Selain itu ditinjau dari struktur ekspor non-migas menurut negara tujuan peranan RRT sebagai negara tujuan ekspor semakin meningkat dibandingkan dengan dominasi pangsa ekspor ke Uni Eropa, Amerika Serikat, dan Jepang. Hal ini menggambarkan diversifikasi pasar tujuan ekspor ketika krisis ekonomi global melanda Amerika Serikat dan wilayah Uni Eropa, yang dapat menopang keadaan ekonomi Indonesia di teritori pertumbuhan positif. Dengan terbuka luasnya pasar RRT, dimana hampir 80% lebih tarif yang menggunakan skema ACFTA telah mencapai 0%, hal ini membuka peluang baik dari segi penetrasi pasar produk Indonesia ke RRT, maupun terbuka lebarnya sumber bahan baku (material) yang dibutuhkan sektor industri dalam negeri sehingga dapat bersaing secara kompetitif, mengingat Indonesia bukanlah negara tujuan ekspor ataupun impor utama bagi RRT. Dari segi investasi ataupun penanaman modal hal ini membawa pengaruh yang cukup baik, mengingat kebijakan pemerintah RRT yang berencana merestrukturisasi perekonomian mereka dengan melakukan ekspansi dan investasi di luar negeri. Hal ini membawa Indonesia sebagai pasar potensial yang dapat menarik investor RRT untuk membuka perusahaan sebagai basis produksi dan menanamkan modal mereka di Indonesia. Tantangan terberat Indonesia sebenarnya lebih kepada faktor di dalam negeri yaitu, pembenahan sektor pendukung industri dan pertanian seperti kesiapan energi, kualitas tenaga kerja, sistem perbankan baik dari segi suku bunga pinjaman, pembiayaan dan lain-lain, agar dapat mendorong pertumbuhan industri. Berikutnya perlu memperbaiki sistem logistik nasional yang memungkinkan pergerakan barang, modal dan tenaga kerja agar semakin efisien di berbagai sektor. Kemudian peningkatan pengawasan di batas perdagangan Indonesia, hal ini untuk menghalau serbuan produk ilegal. Hal lain yang tak kalah pentingnya adalah peningkatan pengamanan pasar, antara lain dengan penerapan Standar Nasional Indonesia (SNI) yang didukung kesiapan baik secara infrastruktur, laboratorium, maupun sumber daya manusia yang kompeten. Serta bantuan atau program pembinaan dan peningkatan mutu produk, yang diharap-kan dapat mengungguli kualitas produk luar negeri.
E. Daftar Pustaka
· Agreement on Comprehensive Economic Co-Operation Between The Association of Southeast Asian Nations and The People’s Republic of China; 2004.
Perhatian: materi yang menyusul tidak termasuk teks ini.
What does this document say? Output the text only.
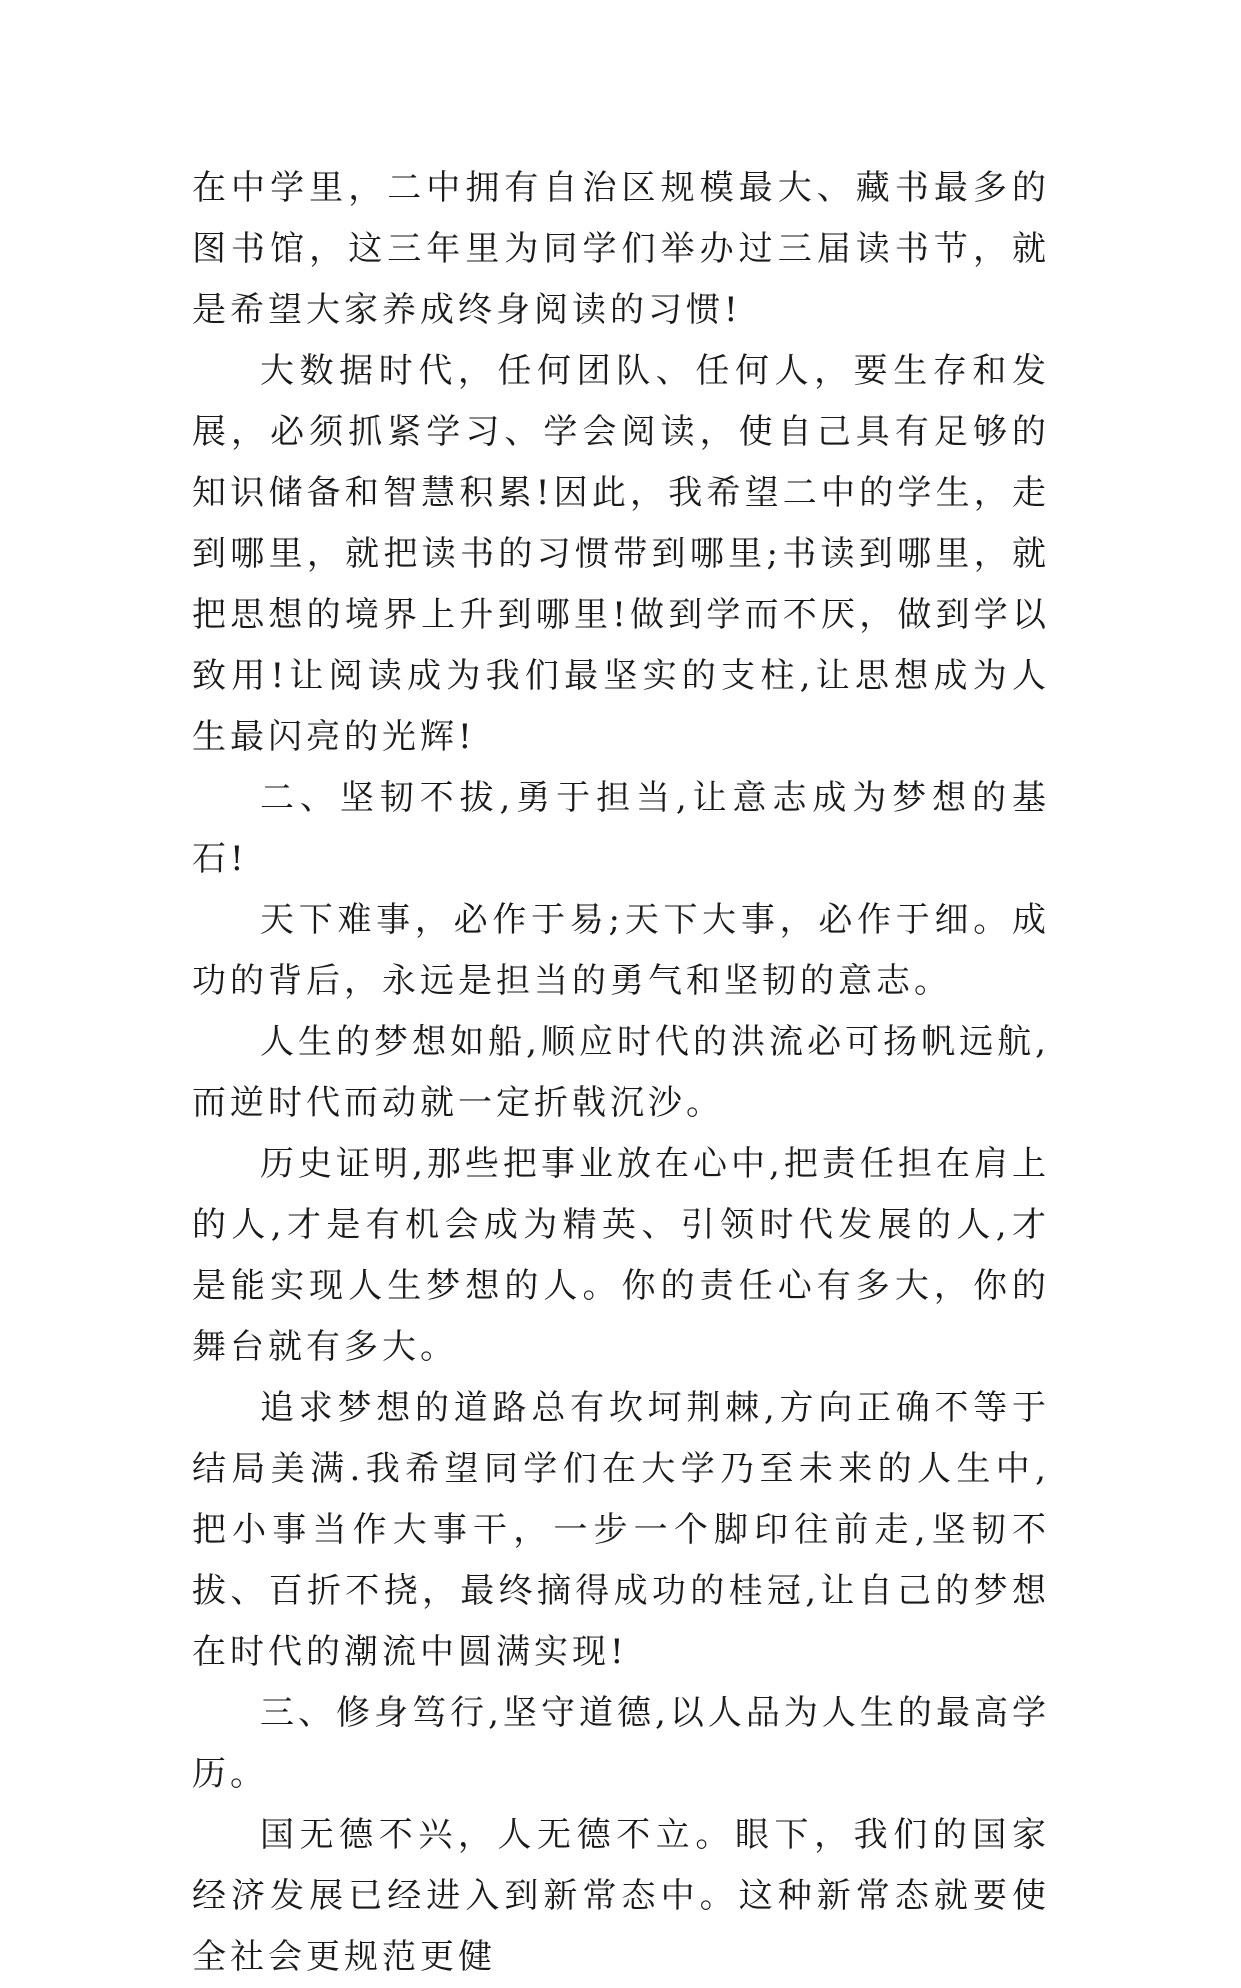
在中学里，二中拥有自治区规模最大、藏书最多的图书馆，这三年里为同学们举办过三届读书节，就是希望大家养成终身阅读的习惯!

大数据时代，任何团队、任何人，要生存和发展，必须抓紧学习、学会阅读，使自己具有足够的知识储备和智慧积累!因此，我希望二中的学生，走到哪里，就把读书的习惯带到哪里;书读到哪里，就把思想的境界上升到哪里!做到学而不厌，做到学以致用!让阅读成为我们最坚实的支柱,让思想成为人生最闪亮的光辉!

二、坚韧不拔,勇于担当,让意志成为梦想的基石!

天下难事，必作于易;天下大事，必作于细。成功的背后，永远是担当的勇气和坚韧的意志。

人生的梦想如船,顺应时代的洪流必可扬帆远航,而逆时代而动就一定折戟沉沙。

历史证明,那些把事业放在心中,把责任担在肩上的人,才是有机会成为精英、引领时代发展的人,才是能实现人生梦想的人。你的责任心有多大，你的舞台就有多大。

追求梦想的道路总有坎坷荆棘,方向正确不等于结局美满.我希望同学们在大学乃至未来的人生中,把小事当作大事干，一步一个脚印往前走,坚韧不拔、百折不挠，最终摘得成功的桂冠,让自己的梦想在时代的潮流中圆满实现!

三、修身笃行,坚守道德,以人品为人生的最高学历。

国无德不兴，人无德不立。眼下，我们的国家经济发展已经进入到新常态中。这种新常态就要使全社会更规范更健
· Pemaparan Menteri Perdagangan terkait kerja sama ASEAN-China FTA; 2007.
· Pemaparan Dirjen Kerja sama Perdagangan Internasional (KPI) terkait kerja sama ASEAN-China FTA; 2008.
· www.Depdag.go.id
Dari ulasan diatas diketahui bahwa ada tahun 2012 ini Indonesia menghadapi tantangan yang luar biasa terutama untuk sektor UMKM khususnya pengrajin kulit dan alas kaki (kategori sensitive list), maka daripada itu :
1. Berikan 3 argumentasi saudara, langkah-langkah apa yang harus ditempuh dan diambil oleh pemerintah untuk melindungi sektor UMKM-nya.
2. Berikan 3 argumentasi saudara, langkah-langkah apa yang harus ditempuh dan dilakukan oleh UMKM itu sendiri agar bertahan dari serbuan barang asing.